Eimo Technologies has invested more than $3 million in its facilities since the start of 2013. The Vicksburg plant added 16,000 square feet of warehouse space to create room for five new molding cells, as well as a state-of-the-art material delivery system. The company has no plans to slow down either, with a future eye to both local expansion opportunities and acquisitions in key market and/or geographic areas. "Our mantra after our recent expansion was '$50 million by 2015,' but it looks like we'll accomplish that goal early, so we're already looking at how to achieve $100 million in sales," Hallam said.
As sales growth occurs, so do the challenges in maintaining the quality mindset that is so crucial to both the Eimo Technologies' culture and its customers' expectations. "It's a challenge that never ends, and it requires constant training with the operators and constant negotiations with the customers."

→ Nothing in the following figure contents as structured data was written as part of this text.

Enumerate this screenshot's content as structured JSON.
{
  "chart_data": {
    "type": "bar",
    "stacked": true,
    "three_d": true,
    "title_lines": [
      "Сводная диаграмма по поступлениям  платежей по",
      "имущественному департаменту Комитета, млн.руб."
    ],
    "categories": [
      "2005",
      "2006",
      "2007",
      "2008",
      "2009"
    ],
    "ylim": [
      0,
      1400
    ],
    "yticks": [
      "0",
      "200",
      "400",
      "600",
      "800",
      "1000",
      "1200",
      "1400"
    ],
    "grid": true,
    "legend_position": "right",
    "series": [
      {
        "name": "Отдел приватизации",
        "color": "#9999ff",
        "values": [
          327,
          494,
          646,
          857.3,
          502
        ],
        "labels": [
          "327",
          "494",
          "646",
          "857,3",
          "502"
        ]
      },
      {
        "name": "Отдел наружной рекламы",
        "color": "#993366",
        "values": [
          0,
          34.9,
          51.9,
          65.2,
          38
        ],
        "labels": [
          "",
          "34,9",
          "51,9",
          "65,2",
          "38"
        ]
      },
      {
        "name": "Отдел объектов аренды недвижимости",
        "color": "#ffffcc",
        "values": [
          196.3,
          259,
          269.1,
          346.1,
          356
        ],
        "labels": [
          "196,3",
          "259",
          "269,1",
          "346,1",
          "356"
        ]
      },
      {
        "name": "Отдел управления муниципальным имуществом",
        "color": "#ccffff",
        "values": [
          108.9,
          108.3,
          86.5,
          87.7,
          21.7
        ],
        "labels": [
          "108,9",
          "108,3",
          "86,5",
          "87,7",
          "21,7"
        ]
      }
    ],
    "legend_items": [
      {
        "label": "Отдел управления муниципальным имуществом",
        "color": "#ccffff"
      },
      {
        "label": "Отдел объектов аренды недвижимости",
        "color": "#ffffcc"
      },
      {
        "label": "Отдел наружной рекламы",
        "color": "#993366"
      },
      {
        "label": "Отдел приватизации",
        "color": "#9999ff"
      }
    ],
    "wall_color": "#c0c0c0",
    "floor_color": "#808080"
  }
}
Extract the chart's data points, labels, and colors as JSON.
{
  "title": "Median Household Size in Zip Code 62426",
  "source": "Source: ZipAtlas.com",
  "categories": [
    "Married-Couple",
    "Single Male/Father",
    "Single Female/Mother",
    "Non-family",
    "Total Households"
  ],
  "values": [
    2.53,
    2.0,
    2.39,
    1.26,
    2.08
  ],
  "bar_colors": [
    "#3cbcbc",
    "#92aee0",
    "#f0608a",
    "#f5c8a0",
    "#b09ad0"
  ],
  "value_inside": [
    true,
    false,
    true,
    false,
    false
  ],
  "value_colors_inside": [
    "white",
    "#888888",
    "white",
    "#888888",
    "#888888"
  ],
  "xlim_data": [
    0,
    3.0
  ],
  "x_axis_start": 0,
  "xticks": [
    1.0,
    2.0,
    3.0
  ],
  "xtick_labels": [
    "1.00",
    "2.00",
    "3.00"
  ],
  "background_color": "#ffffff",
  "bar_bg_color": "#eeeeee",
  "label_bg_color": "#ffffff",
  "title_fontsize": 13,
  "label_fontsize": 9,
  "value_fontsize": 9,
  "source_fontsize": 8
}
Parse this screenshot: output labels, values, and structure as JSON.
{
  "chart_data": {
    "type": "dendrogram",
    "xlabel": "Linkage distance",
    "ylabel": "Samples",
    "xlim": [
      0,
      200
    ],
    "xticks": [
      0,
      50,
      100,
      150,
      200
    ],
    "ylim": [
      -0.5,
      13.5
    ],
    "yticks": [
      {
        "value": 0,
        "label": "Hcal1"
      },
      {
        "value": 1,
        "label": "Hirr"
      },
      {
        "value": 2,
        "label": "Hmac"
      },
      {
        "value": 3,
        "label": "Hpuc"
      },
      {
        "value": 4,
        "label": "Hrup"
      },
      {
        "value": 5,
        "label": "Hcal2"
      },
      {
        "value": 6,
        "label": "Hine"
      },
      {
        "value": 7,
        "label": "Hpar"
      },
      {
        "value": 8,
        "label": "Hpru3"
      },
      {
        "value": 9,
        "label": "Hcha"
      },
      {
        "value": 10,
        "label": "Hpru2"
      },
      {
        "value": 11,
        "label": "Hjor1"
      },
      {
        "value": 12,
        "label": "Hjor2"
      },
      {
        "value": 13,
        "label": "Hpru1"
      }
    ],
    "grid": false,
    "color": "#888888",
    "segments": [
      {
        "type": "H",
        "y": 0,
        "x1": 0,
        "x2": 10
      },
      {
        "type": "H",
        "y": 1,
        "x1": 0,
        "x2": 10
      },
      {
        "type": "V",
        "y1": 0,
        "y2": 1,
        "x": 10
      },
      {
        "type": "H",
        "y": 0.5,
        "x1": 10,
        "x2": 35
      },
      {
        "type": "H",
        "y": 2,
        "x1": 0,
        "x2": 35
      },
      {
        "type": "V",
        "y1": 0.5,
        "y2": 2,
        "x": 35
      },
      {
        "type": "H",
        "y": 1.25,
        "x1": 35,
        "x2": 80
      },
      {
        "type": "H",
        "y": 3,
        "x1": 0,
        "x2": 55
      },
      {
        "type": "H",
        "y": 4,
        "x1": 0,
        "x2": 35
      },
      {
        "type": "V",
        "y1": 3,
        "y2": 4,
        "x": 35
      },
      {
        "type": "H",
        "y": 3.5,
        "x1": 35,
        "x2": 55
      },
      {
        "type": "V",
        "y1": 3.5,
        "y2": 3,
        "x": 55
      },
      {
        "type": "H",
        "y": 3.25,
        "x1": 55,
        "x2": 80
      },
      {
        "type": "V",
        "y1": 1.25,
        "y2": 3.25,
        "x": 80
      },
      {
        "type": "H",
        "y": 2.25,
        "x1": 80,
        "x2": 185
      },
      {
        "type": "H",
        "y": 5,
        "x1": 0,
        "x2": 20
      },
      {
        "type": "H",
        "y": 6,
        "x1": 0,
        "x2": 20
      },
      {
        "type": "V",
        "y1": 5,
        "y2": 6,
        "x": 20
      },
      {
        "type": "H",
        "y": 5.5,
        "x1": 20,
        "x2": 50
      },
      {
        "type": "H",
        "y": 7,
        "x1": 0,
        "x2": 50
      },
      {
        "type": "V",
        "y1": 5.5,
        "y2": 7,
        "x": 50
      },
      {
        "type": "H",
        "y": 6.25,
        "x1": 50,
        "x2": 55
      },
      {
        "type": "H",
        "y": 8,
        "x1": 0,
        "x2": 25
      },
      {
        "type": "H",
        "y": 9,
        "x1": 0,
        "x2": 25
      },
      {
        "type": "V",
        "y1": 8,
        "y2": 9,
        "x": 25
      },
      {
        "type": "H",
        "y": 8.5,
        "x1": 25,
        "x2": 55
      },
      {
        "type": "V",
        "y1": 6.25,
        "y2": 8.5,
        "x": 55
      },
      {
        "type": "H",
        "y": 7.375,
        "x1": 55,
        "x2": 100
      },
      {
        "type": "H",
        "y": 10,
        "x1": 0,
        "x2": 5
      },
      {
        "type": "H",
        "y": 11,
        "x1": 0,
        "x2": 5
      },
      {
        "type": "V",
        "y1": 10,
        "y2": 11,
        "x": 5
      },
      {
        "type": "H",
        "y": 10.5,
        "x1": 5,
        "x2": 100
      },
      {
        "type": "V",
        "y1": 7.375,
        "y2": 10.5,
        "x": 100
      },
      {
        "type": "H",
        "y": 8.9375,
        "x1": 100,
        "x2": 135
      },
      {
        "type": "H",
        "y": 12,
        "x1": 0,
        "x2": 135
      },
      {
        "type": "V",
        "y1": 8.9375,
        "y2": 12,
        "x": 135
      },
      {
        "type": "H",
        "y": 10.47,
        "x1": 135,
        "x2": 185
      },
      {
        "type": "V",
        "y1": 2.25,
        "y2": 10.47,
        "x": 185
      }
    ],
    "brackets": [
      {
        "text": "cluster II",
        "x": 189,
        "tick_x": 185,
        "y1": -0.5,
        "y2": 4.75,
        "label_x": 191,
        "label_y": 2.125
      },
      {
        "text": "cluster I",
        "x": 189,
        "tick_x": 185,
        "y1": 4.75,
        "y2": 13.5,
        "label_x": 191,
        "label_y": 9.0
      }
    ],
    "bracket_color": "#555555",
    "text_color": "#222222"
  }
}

"With all the sophisticated equipment and processes at our fingertips, at the end of the day, the business still boils down to people," Hallam explained. "We like to think we are ‘molding people's lives' – those people include our customers, our team members, our community, our suppliers and our stockholders." As an example of its commitment to community – and its efforts to promote awareness of careers in manufacturing, Eimo has donated a 20-ton all-electric molding machine to the local high school's computerized manufacturing laboratory. "The industries in which we work have incredibly high quality expectations, and we can't meet those expectations without the attention and dedication of the people who work with us now and those who will work with us in the future."